In Patterson v. Torrey, 18 Cal.App. 346 [ 123 P. 224], the defendant had unsuccessfully attempted to negotiate an exchange of property with one McFarland.Summary of this case from Sweeley v. Gordon
Civ. No. 1054.
February 24, 1912.
APPEAL from a judgment of the Superior Court of Los Angeles County, and from an order denying a new trial. Frederick W. Houser, Judge.
The facts are stated in the opinion of the court.
Watkins Blodget, for Appellant.
Trusten P. Dyer, and Murphey Poplin, for Respondent.
Action by real estate broker to recover commissions for negotiating a sale and exchange of real property valued at $20,000.
Judgment went for plaintiff, from which, and an order denying his motion for a new trial, defendant appeals.
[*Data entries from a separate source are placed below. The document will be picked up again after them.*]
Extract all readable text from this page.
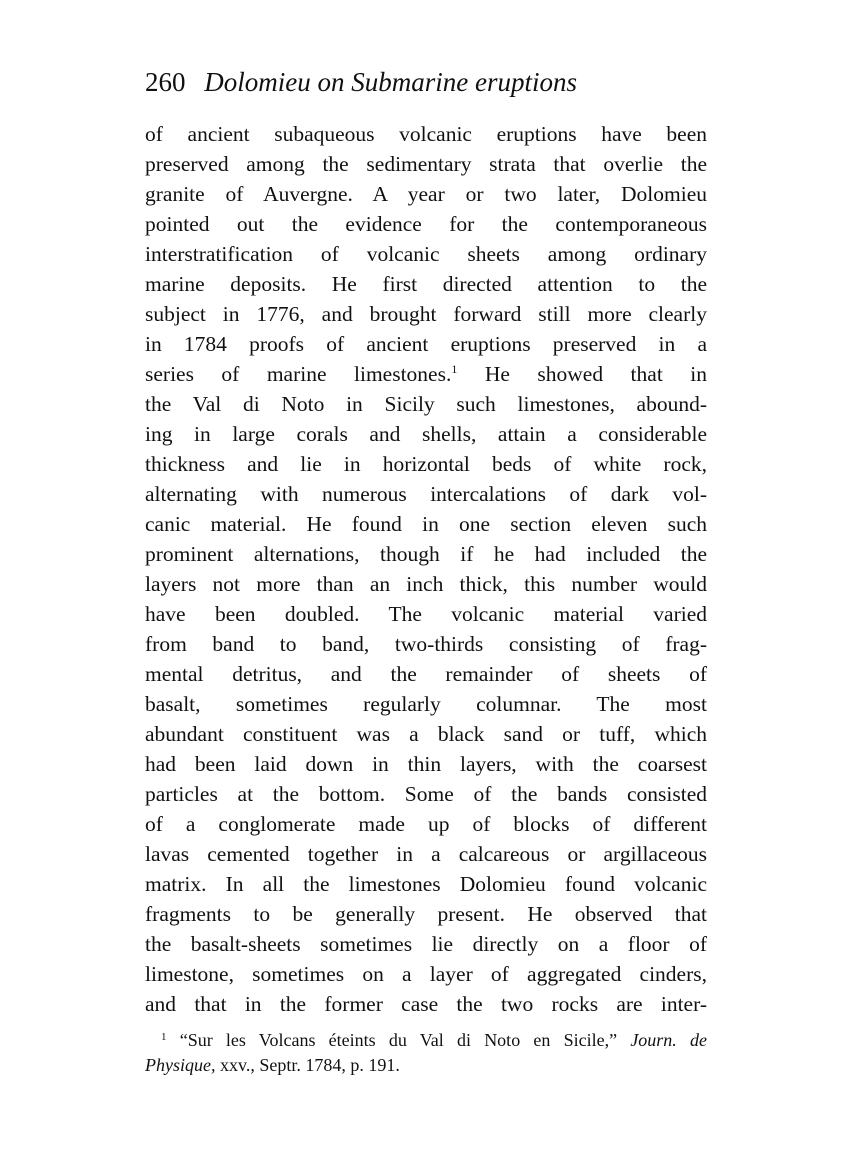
260 Dolomieu on Submarine eruptions
of ancient subaqueous volcanic eruptions have been
preserved among the sedimentary strata that overlie the
granite of Auvergne. A year or two later, Dolomieu
pointed out the evidence for the contemporaneous
interstratification of volcanic sheets among ordinary
marine deposits. He first directed attention to the
subject in 1776, and brought forward still more clearly
in 1784 proofs of ancient eruptions preserved in a
series of marine limestones.$^1$ He showed that in
the Val di Noto in Sicily such limestones, abound-
ing in large corals and shells, attain a considerable
thickness and lie in horizontal beds of white rock,
alternating with numerous intercalations of dark vol-
canic material. He found in one section eleven such
prominent alternations, though if he had included the
layers not more than an inch thick, this number would
have been doubled. The volcanic material varied
from band to band, two-thirds consisting of frag-
mental detritus, and the remainder of sheets of
basalt, sometimes regularly columnar. The most
abundant constituent was a black sand or tuff, which
had been laid down in thin layers, with the coarsest
particles at the bottom. Some of the bands consisted
of a conglomerate made up of blocks of different
lavas cemented together in a calcareous or argillaceous
matrix. In all the limestones Dolomieu found volcanic
fragments to be generally present. He observed that
the basalt-sheets sometimes lie directly on a floor of
limestone, sometimes on a layer of aggregated cinders,
and that in the former case the two rocks are inter-
$^1$ “Sur les Volcans éteints du Val di Noto en Sicile,” Journ. de
Physique, xxv., Septr. 1784, p. 191.
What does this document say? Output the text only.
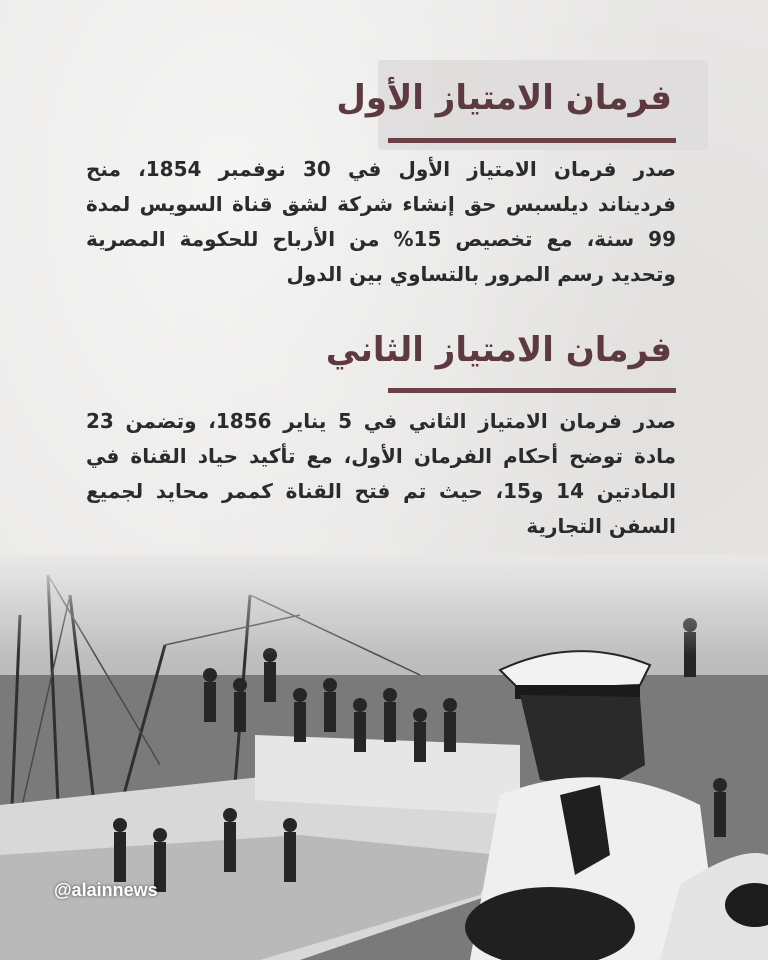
فرمان الامتياز الأول
صدر فرمان الامتياز الأول في 30 نوفمبر 1854، منح فرديناند ديلسبس حق إنشاء شركة لشق قناة السويس لمدة 99 سنة، مع تخصيص 15% من الأرباح للحكومة المصرية وتحديد رسم المرور بالتساوي بين الدول
فرمان الامتياز الثاني
صدر فرمان الامتياز الثاني في 5 يناير 1856، وتضمن 23 مادة توضح أحكام الفرمان الأول، مع تأكيد حياد القناة في المادتين 14 و15، حيث تم فتح القناة كممر محايد لجميع السفن التجارية
@alainnews
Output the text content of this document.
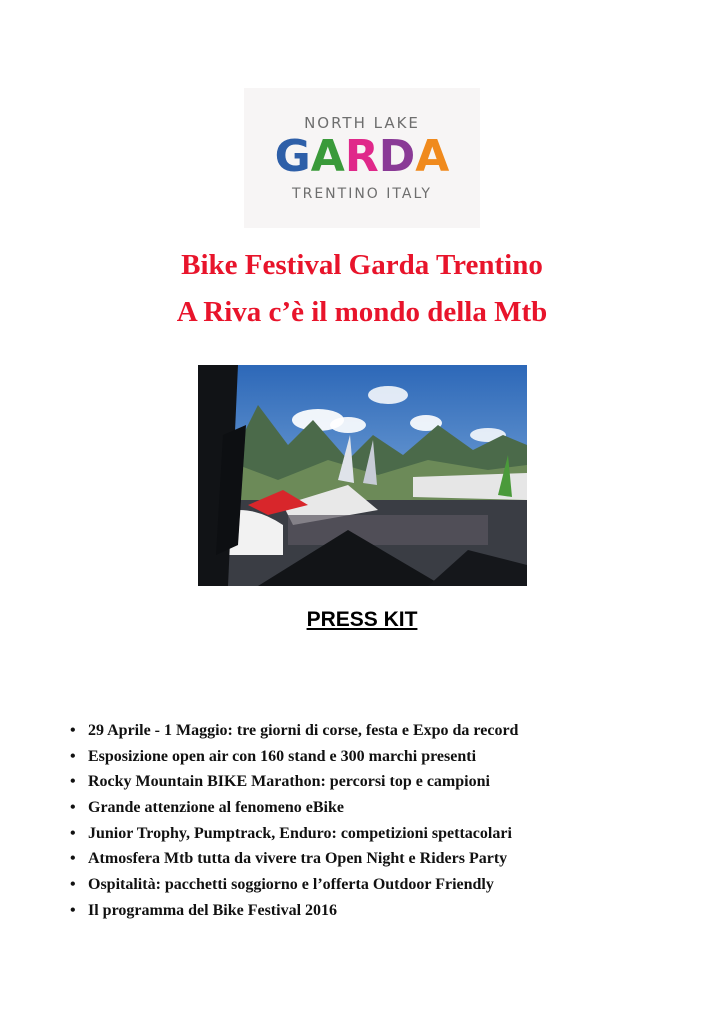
NORTH LAKE
G A R D A
TRENTINO ITALY
Bike Festival Garda Trentino
A Riva c’è il mondo della Mtb
PRESS KIT
• 29 Aprile - 1 Maggio: tre giorni di corse, festa e Expo da record
• Esposizione open air con 160 stand e 300 marchi presenti
• Rocky Mountain BIKE Marathon: percorsi top e campioni
• Grande attenzione al fenomeno eBike
• Junior Trophy, Pumptrack, Enduro: competizioni spettacolari
• Atmosfera Mtb tutta da vivere tra Open Night e Riders Party
• Ospitalità: pacchetti soggiorno e l’offerta Outdoor Friendly
• Il programma del Bike Festival 2016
It appears from the allegations of the complaint and findings of the court that defendant, after making an unsuccessful attempt to negotiate an exchange of his property with one Charles H. McFarland, signed and delivered to plaintiff a writing as follows:
"Mr. Patterson: At your request, I will give you the price wanted for my house 2659 Ellendale place.
"For the place bare of all hangings and draperies — $20,000 00/xx.
"For the place including hangings and draperies, window curtains and etc., $23,500.00.
"I will accept in exchange Mr. McFarland's home on either proposition at a valuation of $8,000 00/xx. Balance cash.
"(Signed) C. T. TORREY."
And thereupon, as alleged and found by the court, requested plaintiff to see Mr. McFarland in regard to making the exchange. As requested by defendant, plaintiff saw McFarland and procured from him an acceptance of the offer made by defendant to plaintiff, in accordance with which the sale and exchange were consummated.
While upon the record there can be no doubt as to the fact that plaintiff performed valuable services at defendant's oral request, nevertheless, the law is too well settled to admit of controversy that there can be no recovery of compensation therefor, in the absence of some note or memorandum in writing subscribed by the defendant, whereby plaintiff was employed or authorized to negotiate the sale or exchange. (Civ. Code, subd. 6, sec. 1624.) The writing does not purport to be other than a statement fixing the price at which defendant was willing to sell his property, and expressing his willingness to accept McFarland's home at a valuation of $8,000 in part payment of the price so fixed. It is impossible to construe the instrument as constituting an employment of plaintiff by defendant, or conferring upon him any authority to negotiate a sale or exchange for a compensation or commission. While the court finds that the instrument was made and delivered by defendant "for the purpose of authorizing the plaintiff, as such real estate broker, to make such sale and exchange of said property of defendant with said Charles H. McFarland, for commission, on the terms and price specified by defendant," nevertheless, such purpose is wholly inconsistent with the plain import of the language used by the parties. The naked act of an owner of real estate in fixing a price at which he is willing to sell or exchange the same, given in writing at the request of a broker, does not constitute an employment of such broker by the owner, or bind him to pay the broker a commission for making a sale of the property.
For the reason that the record discloses no employment of plaintiff evidenced by writing, under which defendant either directly or by implication agreed to pay him a compensation for his services, the judgment and order are reversed.
Allen, P. J., and James, J., concurred.
A petition for a rehearing of this cause was denied by the district court of appeal on March 25, 1912, and a petition to have the cause heard in the supreme court after judgment in the district court of appeal, was denied by the supreme court on April 24, 1912.